Both trainings improved TPB-related constructs, including providers’ positive attitudes toward HPV vaccination, subjective norms, and perceived behavioral control to recommend the vaccine (all p < .001, Cohen’s d = .62–.90). Furthermore, in both trainings, the amount of time providers reported needing to discuss HPV vaccination with parents decreased from pre-training to 1-month follow-up (mean = 3.8 vs. 3.2 min, p = .01, d = .28). However, announcement trainings outperformed conversation trainings on other measures. For example, providers who received announcement training more often reported that the communication strategy saved them time, was easy to use, helped them promote HPV vaccination as routine care, and increased HPV vaccination coverage in their clinics (all p < .05; d = .44–.60).

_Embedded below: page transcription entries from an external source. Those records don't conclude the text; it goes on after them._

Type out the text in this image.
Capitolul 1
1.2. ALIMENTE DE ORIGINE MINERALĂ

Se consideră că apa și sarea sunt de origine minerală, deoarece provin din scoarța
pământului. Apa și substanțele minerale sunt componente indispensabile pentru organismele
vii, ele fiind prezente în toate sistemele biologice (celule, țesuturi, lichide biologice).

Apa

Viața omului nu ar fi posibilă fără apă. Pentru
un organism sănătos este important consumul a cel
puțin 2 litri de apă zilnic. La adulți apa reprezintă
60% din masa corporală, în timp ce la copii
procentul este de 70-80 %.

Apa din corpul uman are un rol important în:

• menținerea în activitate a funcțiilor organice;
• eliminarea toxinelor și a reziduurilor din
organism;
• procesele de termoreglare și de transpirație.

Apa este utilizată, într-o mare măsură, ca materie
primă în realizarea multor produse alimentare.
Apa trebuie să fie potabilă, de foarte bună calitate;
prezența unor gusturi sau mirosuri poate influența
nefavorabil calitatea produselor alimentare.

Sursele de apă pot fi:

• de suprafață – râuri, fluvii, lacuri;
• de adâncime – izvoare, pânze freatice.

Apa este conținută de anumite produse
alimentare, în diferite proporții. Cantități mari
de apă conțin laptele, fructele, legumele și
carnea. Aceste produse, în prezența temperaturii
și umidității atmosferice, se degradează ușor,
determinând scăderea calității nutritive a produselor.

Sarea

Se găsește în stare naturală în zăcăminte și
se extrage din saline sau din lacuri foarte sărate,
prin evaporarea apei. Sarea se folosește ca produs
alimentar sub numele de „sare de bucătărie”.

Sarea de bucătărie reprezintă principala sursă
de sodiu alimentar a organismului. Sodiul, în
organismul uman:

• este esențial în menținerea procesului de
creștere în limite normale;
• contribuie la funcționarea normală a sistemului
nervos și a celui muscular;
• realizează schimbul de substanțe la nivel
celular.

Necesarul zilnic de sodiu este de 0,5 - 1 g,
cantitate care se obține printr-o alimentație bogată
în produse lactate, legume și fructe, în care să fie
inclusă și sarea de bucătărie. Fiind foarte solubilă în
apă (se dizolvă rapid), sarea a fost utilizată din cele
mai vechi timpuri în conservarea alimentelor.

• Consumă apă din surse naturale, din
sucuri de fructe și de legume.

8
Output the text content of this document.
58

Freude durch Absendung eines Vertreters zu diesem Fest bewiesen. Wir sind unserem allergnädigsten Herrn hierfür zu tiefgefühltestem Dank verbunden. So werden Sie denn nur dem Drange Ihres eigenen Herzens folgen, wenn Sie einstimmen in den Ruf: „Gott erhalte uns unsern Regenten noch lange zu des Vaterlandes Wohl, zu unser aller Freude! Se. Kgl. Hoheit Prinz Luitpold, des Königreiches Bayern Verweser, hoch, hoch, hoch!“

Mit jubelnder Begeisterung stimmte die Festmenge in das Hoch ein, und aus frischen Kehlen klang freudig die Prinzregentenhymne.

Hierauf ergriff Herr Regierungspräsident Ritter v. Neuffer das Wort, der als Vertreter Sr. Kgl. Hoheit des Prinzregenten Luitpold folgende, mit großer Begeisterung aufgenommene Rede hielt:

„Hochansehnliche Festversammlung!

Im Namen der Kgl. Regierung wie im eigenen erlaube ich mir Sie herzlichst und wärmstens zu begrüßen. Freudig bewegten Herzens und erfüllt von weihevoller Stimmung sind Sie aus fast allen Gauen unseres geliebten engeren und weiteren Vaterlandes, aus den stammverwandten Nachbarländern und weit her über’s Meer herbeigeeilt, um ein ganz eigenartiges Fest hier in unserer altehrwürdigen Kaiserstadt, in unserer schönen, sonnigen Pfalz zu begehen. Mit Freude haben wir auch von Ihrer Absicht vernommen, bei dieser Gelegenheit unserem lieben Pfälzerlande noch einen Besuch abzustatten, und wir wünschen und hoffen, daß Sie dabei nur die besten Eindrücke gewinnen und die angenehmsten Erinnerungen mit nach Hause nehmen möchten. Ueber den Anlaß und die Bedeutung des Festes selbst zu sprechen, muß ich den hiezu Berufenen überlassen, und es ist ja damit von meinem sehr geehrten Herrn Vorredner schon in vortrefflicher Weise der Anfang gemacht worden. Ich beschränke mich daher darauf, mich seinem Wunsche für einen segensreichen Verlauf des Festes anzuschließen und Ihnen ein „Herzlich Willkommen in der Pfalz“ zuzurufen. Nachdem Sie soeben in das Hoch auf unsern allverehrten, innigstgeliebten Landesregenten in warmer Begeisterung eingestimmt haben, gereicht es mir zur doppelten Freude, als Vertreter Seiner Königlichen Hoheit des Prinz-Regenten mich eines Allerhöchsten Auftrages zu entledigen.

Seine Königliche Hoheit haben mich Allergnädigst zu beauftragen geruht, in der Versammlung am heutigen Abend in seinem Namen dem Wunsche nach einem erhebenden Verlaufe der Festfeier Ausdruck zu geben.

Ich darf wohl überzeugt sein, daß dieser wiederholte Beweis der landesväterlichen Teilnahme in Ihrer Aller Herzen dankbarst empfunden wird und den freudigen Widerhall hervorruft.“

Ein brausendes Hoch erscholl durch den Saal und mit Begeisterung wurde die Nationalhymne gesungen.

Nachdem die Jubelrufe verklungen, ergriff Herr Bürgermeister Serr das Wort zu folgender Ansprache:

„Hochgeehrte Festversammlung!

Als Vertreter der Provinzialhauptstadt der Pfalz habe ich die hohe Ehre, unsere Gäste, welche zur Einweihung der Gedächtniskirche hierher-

Both announcement and conversation trainings improved providers’ HPV vaccine-related perceptions. However, providers viewed announcements as easier to use and more effective, which may help to explain the success of this training approach. Future provider communication interventions should consider implementation outcomes, including acceptability, alongside more traditional TPB constructs.

Trial registration, NCT02377843. Registered on February 27, 2015.